Hunter Blackburn, who has concerns about aspects of the bill, says good policy builds constructive solutions through process.
“No one likes this hole we are in,” she says. “No one likes this sense of conflict, but the answer will not be someone sitting on their own in a room coming up with an answer.
“Getting the government out of holes is a core civil service skill. It’s about getting people together and then exploring their feelings of anger and vulnerability. It’s about talking it through, not simply telling them they shouldn’t feel that way. It’s also about dispelling people’s misconceptions about each other’s positions. But for this to work it requires a real input of resources.”

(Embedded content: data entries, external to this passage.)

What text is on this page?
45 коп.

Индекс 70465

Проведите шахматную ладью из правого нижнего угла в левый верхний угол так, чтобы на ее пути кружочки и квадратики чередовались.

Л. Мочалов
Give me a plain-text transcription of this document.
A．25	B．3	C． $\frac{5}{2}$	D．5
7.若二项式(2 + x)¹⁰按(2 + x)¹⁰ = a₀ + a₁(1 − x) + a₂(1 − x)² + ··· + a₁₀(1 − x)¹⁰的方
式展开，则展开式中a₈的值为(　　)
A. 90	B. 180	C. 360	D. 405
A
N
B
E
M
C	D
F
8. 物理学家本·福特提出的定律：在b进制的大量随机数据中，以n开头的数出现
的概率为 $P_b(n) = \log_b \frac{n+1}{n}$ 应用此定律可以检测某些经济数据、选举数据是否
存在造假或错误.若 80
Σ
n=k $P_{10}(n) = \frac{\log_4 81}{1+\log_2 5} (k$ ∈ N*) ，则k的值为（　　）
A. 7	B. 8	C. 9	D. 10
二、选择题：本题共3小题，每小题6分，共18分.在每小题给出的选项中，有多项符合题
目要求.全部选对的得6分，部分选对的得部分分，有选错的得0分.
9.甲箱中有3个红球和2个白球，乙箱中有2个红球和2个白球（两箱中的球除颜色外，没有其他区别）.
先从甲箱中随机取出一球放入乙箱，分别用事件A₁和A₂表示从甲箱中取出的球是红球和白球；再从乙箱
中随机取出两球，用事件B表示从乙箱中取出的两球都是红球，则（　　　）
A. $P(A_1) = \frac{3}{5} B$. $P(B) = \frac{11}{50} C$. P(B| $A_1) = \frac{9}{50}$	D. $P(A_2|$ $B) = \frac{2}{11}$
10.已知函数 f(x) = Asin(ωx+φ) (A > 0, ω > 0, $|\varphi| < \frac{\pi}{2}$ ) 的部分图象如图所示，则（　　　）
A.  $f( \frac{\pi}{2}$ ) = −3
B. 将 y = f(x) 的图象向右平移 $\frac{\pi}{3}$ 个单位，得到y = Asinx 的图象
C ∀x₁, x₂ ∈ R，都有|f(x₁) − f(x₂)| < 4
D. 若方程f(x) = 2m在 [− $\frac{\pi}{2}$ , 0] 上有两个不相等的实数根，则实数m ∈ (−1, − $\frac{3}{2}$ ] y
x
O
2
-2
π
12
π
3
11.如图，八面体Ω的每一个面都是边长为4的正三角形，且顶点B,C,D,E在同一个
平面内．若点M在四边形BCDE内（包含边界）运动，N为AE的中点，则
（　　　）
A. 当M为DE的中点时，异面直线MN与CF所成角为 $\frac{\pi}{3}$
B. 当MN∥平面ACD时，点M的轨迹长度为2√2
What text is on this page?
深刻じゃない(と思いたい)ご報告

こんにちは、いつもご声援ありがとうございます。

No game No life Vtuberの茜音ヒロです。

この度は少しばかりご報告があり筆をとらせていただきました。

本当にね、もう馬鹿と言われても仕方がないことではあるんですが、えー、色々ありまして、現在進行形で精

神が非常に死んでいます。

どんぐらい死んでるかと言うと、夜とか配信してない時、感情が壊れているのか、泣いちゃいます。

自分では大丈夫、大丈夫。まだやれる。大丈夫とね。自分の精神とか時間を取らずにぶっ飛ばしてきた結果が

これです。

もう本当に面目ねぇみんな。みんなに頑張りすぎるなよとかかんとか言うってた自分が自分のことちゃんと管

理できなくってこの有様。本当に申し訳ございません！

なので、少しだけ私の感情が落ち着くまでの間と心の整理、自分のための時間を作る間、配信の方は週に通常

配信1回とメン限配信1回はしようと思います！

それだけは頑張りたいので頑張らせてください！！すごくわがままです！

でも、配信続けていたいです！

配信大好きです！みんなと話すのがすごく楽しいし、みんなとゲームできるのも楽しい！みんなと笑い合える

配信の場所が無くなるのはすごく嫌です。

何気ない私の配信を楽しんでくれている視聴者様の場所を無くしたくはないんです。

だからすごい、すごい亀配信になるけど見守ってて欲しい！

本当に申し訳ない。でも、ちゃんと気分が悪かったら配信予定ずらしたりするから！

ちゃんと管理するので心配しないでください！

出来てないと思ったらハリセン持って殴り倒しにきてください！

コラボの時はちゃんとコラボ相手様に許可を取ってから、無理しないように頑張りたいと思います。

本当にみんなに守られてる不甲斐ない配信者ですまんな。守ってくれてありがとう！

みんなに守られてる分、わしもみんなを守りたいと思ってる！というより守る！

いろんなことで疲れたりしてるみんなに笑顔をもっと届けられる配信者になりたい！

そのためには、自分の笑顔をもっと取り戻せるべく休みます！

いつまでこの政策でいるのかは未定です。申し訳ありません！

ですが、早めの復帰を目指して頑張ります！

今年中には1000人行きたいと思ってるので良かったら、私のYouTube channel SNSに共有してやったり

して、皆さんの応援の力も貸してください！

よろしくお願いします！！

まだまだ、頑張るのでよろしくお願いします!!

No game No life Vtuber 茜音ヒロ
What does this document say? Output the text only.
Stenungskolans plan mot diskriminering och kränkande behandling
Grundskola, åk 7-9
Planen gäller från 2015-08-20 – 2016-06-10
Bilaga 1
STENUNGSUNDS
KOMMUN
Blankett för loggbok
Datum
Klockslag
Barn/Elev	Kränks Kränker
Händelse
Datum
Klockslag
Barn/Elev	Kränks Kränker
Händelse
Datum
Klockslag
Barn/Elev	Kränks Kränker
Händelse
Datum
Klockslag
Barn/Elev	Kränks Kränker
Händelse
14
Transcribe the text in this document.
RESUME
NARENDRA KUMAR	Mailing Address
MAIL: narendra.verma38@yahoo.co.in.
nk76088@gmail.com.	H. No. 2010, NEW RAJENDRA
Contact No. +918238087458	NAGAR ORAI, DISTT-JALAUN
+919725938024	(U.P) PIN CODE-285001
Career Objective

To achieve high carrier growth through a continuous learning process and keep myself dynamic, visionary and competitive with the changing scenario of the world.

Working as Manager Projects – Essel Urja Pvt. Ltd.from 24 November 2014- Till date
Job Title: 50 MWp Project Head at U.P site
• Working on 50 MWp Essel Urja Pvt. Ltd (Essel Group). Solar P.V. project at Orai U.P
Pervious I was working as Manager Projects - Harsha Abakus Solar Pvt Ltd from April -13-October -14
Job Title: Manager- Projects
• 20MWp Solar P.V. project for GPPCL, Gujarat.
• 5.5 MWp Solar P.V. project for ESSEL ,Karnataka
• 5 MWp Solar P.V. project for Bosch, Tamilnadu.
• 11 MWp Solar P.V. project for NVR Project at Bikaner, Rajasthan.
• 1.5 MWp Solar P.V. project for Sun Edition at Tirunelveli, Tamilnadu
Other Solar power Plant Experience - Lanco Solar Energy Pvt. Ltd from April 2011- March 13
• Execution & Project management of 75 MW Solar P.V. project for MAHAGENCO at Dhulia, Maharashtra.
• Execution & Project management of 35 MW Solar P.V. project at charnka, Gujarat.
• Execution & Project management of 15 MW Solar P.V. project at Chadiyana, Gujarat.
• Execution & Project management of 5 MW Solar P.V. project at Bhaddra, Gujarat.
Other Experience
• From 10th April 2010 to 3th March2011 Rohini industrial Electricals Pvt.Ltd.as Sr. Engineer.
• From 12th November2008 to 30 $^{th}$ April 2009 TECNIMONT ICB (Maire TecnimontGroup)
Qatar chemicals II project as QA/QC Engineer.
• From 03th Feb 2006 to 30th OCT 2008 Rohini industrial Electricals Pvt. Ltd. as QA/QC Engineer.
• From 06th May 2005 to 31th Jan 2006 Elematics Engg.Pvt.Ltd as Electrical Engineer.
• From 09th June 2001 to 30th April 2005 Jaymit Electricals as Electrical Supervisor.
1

In the short term, there has been some effort to shift the debate away from this particular law to the issue of trans healthcare (although, even here, there’s the risk that hormone therapy will be pitted against, say, treatment for ovarian cancer). But, at some point, tough calls will have to be made. Privately, some pro-trans activists accept ground will have to be ceded over women’s refuges and prisons.
Perhaps the most effective solution, in addition to face-to-face conversation, is to give something to everyone; to create a piece of legislation which increases trans and women’s rights at the same time.
“You could say: ‘Yes, we are going to allow people to change gender without a medical diagnosis, but we are also going to protect women’s spaces and create a new misogyny offence’,” one advocate of GRA reform suggests. “Then, at the same time, you could increase the money going to women’s refuges to protect them from local authority cuts and reinforce the importance of the work they do.”
One way or another, it is important for the SNP to lance the toxicity surrounding the GRA as quickly as possible. No one wants to head into the next referendum campaign with the movement still divided on this faultline of the culture war.